Lizzie knew her father could be strict, but more than likely he wouldn’t care. He involved himself with his children as little as possible, ignoring them most of the time he was home – which wasn’t until late during the week, while at weekends he would be absorbed in the garden, disappearing into his vegetable patch for hours at a time.

 

The immediate confrontation over, she started to shiver uncontrollably.

 

Her mother’s stance, annoyed after the dissembling and excuses, softened visibly. ‘Come on upstairs and get those wet clothes off.
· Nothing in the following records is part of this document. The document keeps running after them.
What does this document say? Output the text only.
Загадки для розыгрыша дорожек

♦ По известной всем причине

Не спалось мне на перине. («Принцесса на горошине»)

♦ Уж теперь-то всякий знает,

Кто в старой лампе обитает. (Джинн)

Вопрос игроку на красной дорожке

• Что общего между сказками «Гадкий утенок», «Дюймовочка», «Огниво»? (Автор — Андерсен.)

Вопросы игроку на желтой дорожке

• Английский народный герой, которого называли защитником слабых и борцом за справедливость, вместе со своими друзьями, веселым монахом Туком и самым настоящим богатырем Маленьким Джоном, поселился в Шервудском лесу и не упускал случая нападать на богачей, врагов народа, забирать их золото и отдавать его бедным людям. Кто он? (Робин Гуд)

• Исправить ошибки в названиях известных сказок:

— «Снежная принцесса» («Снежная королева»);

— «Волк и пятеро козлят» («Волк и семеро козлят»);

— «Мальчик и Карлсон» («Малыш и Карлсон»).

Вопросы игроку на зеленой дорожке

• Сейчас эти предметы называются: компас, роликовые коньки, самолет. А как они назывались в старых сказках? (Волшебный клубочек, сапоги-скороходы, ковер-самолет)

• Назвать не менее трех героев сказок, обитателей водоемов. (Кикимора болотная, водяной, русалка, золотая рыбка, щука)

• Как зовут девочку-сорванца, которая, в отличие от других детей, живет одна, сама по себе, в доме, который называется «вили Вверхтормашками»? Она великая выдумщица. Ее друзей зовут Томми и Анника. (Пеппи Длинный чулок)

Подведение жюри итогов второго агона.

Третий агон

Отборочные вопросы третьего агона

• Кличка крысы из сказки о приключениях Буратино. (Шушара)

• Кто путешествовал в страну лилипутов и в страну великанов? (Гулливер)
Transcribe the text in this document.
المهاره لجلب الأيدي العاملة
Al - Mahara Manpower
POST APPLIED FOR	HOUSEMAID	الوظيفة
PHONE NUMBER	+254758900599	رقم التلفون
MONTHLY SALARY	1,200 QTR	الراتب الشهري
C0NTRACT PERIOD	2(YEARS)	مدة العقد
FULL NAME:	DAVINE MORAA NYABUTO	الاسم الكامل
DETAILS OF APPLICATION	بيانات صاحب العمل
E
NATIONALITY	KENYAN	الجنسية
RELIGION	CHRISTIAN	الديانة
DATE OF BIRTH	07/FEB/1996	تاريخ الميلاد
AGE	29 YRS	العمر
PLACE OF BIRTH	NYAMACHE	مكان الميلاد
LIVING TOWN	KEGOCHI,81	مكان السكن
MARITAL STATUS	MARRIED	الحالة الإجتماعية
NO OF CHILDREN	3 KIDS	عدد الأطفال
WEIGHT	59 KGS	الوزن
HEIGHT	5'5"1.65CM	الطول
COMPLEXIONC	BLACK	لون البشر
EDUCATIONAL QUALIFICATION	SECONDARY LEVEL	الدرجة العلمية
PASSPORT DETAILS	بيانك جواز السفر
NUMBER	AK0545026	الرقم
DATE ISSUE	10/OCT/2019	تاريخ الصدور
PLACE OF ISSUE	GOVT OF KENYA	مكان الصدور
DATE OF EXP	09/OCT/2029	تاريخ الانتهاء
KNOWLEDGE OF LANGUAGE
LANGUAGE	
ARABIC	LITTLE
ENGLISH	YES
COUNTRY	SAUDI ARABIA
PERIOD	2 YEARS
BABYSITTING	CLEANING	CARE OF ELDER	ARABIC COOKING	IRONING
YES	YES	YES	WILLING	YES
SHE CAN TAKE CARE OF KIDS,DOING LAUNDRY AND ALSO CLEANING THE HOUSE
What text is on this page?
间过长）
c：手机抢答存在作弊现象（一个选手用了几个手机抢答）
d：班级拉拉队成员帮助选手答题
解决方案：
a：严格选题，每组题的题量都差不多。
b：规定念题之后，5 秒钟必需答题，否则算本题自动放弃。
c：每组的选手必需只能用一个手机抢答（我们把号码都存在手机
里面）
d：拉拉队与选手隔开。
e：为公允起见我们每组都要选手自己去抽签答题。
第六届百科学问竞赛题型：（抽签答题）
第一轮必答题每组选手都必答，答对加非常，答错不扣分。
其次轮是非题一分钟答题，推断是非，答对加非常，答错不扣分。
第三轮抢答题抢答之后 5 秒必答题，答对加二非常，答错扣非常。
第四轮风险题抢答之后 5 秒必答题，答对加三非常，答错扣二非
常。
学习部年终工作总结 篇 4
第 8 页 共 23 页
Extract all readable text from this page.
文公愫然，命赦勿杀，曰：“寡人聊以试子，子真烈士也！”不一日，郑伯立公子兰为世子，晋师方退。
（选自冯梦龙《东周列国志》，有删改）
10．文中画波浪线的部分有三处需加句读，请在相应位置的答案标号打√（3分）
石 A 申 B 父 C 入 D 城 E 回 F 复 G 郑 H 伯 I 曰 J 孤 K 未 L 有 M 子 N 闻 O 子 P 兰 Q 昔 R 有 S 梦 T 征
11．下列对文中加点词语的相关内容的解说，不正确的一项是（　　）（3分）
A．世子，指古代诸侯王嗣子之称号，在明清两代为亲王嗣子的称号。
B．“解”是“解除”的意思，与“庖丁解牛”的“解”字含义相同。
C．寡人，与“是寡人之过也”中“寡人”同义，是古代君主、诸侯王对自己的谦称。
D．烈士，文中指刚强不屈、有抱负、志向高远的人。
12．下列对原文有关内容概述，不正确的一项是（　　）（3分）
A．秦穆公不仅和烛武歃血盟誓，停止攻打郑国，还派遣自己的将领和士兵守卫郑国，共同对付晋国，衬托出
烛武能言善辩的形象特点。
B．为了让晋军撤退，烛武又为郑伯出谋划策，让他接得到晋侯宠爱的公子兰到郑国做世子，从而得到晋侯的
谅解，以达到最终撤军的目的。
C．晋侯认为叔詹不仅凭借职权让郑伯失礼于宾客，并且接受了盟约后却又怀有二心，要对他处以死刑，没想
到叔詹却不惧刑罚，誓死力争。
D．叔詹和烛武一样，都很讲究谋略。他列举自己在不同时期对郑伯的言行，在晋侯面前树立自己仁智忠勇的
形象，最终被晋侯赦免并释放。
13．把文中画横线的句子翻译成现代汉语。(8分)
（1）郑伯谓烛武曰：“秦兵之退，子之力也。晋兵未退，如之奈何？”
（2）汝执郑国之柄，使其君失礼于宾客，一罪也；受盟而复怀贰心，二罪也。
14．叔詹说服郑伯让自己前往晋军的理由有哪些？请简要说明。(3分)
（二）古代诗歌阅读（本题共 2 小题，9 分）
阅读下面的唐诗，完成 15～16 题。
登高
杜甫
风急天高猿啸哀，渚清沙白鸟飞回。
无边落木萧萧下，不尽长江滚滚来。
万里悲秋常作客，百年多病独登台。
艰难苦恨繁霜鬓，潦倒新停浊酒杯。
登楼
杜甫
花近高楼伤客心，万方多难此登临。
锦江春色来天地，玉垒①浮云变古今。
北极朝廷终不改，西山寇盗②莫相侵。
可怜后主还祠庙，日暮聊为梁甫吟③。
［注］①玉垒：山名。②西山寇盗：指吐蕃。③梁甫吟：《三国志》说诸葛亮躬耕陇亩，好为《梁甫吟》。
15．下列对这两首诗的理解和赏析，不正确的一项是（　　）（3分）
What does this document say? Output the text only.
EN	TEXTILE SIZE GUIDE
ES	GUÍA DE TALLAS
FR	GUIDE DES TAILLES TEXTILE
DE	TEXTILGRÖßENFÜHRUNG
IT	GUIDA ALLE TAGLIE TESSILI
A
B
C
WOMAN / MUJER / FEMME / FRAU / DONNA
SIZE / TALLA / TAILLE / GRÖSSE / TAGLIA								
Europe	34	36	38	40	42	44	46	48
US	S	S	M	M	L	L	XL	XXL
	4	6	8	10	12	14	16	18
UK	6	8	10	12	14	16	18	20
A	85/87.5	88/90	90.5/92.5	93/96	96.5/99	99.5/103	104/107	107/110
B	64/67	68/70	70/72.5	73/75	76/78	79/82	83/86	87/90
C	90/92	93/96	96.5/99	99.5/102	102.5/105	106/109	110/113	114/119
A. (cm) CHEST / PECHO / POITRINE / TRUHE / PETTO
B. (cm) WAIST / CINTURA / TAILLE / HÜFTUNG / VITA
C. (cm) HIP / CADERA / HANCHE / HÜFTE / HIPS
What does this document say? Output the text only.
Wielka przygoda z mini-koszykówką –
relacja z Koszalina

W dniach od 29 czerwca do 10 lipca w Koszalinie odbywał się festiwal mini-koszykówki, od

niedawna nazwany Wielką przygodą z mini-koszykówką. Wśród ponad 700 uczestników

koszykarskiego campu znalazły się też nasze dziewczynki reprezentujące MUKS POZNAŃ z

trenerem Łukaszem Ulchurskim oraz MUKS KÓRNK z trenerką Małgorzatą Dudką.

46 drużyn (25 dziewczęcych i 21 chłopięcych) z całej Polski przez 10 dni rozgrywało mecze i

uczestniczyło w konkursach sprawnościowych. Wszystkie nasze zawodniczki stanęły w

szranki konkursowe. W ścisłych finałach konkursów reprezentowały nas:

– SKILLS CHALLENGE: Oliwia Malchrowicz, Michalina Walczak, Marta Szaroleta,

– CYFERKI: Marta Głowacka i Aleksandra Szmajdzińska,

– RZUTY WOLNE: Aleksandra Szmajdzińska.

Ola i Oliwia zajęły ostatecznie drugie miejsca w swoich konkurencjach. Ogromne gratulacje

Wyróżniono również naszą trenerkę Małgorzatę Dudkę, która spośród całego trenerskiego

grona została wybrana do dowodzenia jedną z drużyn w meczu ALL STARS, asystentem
I’ll run you a hot bath.’

 

 

Chapter 2

 

Wellington.  August, 1950

 

When the vomiting started, Lizzie could no longer block out the fear she’d kept locked away. What if she were pregnant? There’d been a girl at school in the upper sixth who was sick in the corridor and everyone said she was pregnant. That was the last day she’d ever been seen.

 

She remembered the girl in her class, Marjorie, who’d been so upset last year when she thought she was going to get pregnant because her boyfriend had taken her down to the beach one night, lain next to her on the sand and put his hands ‘there’. But Julia had said hands were not responsible; Julia’s big sister had told her a boy’s penis (they’d laughed so much at the word ‘penis’) had to be produced for pregnancy to occur. 

 

When Lizzie felt the initial queasiness, she wondered if there might be more to it, especially when the feeling returned day after day, first thing in the morning. She looked it up in the dictionary, the encyclopaedia, even her mother’s crossword thesaurus. She tried the school library in the biology section and learned a lot about the procreation of frogs and mice, but nothing about real people. She borrowed Julia’s
You and Your Body
, saying she wanted to read it properly, but the detail about what happened when the egg travelled down the fallopian tube was a bit vague. She pinched her mother’s
Good Housekeeping
magazine, in case there was something in there, but she remained almost as ignorant as when she’d started.